I explained how Apple managed to do that with the iPod, compared to other digital music players at the time. It looks like they might have done it again with the iPhone, compared to other WiFi-enabled PDA-phones. Many of these PDA-phones appear to be functionally equivalent to the iPhone: they make calls, play music and movies, manage email and calendars, and allow you to browse the web. HTC has had such devices for a while, and we’ve also seen them from Motorola and Nokia. So, what’s new?
There are basically two types of data that you might want to access when mobile: your personal data, which can be synched to the mobile device; and external data, which these days is made available via the web. The former has been long solved (e.g. iPod) but the latter has been problematic for mobile devices. The main problem is basically that the web has been designed and developed for desktop computers, and not mobiles/PDAs.
Perhaps the most complained about difference between the web for PCs and the web for mobiles, is that on a mobile the web can be expensive and slow. Continual improvements to mobile plans (including caps and bundles), mobile CPUs (along the lines of Moore’s Law), and wireless broadband technologies (such as HSDPA) are addressing these complaints, and will eventually be good enough for this complaint to have little substance. However, for now, increasing numbers of mobile devices, including the iPhone, support Wi-Fi which will provide an equivalent experience to desktop computers in terms of cost and speed. As few people will need to browse the web as they walk or drive, Wi-Fi coverage in hotspots will often be suitable.
No, for the web to work on mobiles, three things need to work equivalently to a PC: input, output and page functionality. The iPhone has brought improvements to what is typical for a PDA-phone, and these are sufficient to gain PC equivalence in these areas.
Most web sites are designed with the assumption that the web browser has a PC keyboard and a PC pointing device like a mouse. The iPhone provides an on-screen QWERTY keyboard, and through its touch screen provides the ability to use your finger as a pointing device. Pretty much all previous touch-screen PDAs assumed that you would use a stylus as a pointing device, but this doesn’t work well on a phone as (i) it means you need to operate the device using two hands, and (ii) it slows the use of the device because before you can do anything, you need to extract the stylus from within the PDA first. The whole UI of the device needs to be completely overhauled if you don’t have the precision of a stylus, e.g. small ‘X’ icons in the corner of a window are too difficult to press to close applications, and scroll-bars along the side of windows are too difficult to manipulate. However, on the iPhone, to scroll a window, you simply wipe your finger along the screen. This is the first time a PDA-phone has managed to provide equivalent input to a PC without needing a stylus.
Most web sites are designed for a screen that is wider than it is tall, i.e. a landscape or horizontal layout. With more desktops and laptops coming with widescreen displays these days, this design principle is likely to become more extreme.
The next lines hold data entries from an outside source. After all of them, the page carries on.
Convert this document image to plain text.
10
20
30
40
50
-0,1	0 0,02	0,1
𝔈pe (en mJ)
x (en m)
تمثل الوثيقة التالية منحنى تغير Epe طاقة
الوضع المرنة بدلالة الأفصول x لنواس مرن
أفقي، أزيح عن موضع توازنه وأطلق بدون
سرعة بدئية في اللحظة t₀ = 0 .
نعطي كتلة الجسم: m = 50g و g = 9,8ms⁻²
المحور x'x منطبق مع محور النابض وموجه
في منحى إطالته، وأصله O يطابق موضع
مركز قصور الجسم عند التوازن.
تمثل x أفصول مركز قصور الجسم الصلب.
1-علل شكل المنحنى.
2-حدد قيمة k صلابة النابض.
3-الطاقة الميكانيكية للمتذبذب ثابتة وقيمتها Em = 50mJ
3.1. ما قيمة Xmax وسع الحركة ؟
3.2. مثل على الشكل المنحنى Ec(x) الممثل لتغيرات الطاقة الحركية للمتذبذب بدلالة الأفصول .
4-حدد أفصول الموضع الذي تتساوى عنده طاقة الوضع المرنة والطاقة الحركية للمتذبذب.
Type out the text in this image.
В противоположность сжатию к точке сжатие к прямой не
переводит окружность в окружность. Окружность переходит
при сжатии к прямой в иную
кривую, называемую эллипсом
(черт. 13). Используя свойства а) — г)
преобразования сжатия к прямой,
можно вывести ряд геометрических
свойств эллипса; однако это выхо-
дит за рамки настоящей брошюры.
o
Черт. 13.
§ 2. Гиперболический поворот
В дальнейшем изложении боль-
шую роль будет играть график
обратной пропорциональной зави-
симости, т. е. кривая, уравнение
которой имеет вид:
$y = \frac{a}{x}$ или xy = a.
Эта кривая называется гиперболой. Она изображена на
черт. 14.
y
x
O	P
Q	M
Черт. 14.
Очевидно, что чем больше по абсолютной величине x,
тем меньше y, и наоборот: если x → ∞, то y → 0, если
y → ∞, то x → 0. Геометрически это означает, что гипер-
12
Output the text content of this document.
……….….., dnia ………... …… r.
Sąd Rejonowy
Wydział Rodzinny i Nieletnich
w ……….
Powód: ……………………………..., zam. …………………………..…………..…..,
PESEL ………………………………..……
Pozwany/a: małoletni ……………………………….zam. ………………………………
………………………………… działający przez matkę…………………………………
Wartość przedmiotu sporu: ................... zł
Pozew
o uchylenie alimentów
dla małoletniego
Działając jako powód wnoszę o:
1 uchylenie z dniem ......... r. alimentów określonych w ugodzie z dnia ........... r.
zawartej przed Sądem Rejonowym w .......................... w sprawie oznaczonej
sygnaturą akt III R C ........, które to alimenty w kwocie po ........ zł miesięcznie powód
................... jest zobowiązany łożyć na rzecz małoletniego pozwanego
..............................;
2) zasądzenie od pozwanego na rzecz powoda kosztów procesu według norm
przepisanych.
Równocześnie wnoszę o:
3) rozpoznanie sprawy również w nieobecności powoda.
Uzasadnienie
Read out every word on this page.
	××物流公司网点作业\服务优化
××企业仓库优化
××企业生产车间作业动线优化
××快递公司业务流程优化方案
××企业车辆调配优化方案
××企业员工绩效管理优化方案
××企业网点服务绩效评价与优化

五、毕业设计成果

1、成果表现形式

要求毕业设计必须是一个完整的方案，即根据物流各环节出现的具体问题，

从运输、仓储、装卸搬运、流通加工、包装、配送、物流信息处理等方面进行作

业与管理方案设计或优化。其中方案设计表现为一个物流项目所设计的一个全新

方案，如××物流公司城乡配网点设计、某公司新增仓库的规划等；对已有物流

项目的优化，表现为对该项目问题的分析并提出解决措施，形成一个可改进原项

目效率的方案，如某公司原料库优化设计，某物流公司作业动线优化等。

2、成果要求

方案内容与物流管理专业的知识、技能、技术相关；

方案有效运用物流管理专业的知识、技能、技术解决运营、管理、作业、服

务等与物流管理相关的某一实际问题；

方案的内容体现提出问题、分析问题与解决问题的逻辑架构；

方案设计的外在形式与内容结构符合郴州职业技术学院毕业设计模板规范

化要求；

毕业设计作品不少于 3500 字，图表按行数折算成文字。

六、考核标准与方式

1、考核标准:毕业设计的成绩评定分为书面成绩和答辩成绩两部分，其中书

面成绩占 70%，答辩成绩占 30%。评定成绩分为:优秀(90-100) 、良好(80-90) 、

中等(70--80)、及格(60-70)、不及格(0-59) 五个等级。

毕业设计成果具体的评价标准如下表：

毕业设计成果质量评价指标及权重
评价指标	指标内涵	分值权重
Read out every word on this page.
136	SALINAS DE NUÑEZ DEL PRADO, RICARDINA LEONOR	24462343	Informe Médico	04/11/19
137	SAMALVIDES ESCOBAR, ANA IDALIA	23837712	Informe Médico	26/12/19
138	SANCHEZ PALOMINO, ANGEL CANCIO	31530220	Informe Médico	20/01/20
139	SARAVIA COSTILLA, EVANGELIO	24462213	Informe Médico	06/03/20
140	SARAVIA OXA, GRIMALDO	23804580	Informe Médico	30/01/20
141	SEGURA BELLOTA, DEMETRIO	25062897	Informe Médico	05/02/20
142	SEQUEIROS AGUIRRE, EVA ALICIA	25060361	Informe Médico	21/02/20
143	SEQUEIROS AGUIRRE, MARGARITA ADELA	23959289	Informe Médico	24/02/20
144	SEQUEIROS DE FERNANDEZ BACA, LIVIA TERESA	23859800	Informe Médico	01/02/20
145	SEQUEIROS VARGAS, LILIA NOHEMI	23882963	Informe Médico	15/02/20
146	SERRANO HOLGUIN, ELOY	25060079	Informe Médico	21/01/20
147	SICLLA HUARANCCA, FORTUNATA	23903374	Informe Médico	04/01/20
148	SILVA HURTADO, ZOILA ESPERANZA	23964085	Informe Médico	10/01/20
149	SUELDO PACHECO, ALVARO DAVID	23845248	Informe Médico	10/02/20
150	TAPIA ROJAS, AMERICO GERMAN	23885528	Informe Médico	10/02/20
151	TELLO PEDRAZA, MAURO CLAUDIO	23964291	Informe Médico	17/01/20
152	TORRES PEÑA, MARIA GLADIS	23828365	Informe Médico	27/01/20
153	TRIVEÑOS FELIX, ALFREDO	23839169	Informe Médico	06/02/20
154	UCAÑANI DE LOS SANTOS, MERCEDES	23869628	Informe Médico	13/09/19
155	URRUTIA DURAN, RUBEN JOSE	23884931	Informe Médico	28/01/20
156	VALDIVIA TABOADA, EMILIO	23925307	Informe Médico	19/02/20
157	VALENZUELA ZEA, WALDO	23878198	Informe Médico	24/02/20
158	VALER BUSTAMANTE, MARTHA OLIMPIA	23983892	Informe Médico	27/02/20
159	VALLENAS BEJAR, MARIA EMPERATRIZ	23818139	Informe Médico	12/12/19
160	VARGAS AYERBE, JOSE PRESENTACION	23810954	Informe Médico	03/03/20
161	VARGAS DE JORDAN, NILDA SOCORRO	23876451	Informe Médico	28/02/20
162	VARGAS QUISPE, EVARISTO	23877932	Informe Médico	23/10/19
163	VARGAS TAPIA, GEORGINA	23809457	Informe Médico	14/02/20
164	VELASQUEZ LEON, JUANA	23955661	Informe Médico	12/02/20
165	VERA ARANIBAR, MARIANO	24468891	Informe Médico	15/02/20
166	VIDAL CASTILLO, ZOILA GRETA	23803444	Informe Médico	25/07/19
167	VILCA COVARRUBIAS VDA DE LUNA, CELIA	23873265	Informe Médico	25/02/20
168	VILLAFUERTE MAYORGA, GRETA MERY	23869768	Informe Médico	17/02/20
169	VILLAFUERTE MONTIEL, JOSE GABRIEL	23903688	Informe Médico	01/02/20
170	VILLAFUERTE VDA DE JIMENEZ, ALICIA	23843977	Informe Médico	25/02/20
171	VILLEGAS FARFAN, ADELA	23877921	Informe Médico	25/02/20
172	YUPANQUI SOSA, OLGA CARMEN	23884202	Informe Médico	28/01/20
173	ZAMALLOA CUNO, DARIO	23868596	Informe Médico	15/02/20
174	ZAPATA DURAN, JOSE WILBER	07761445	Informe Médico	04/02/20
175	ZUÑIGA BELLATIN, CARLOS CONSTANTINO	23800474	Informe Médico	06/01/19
However, because PDA-phones need to work when held as a phone, i.e. vertically, so that there is sufficient distance from the ear to the mouth, most mobile devices attempt to display web pages on a screen that is taller than it is wide. When web pages designed for a PC are shown on such devices, the browser either has to (i) shrink the font size so that it becomes unreadable, and needs to support some kind of zooming in-and-out, or (ii) reformat the web page so that it is laid out in a column, which is almost certainly not what the web page designer intended. The iPhone supports vertical display, but also horizontal display; all the user has to do is tip the device sideways. In horizontal display, standard web pages are apparently quite readable.
So, that’s it. Three apparently “incremental” innovations – stylus-free touch screen, ability to display horizontally, and a full web browser – are enough to provide an equivalent experience to browsing on the PC. Similar functions have all been seen before, but not quite the same, and not all together. And together they allow the promise of mobile data to be realised.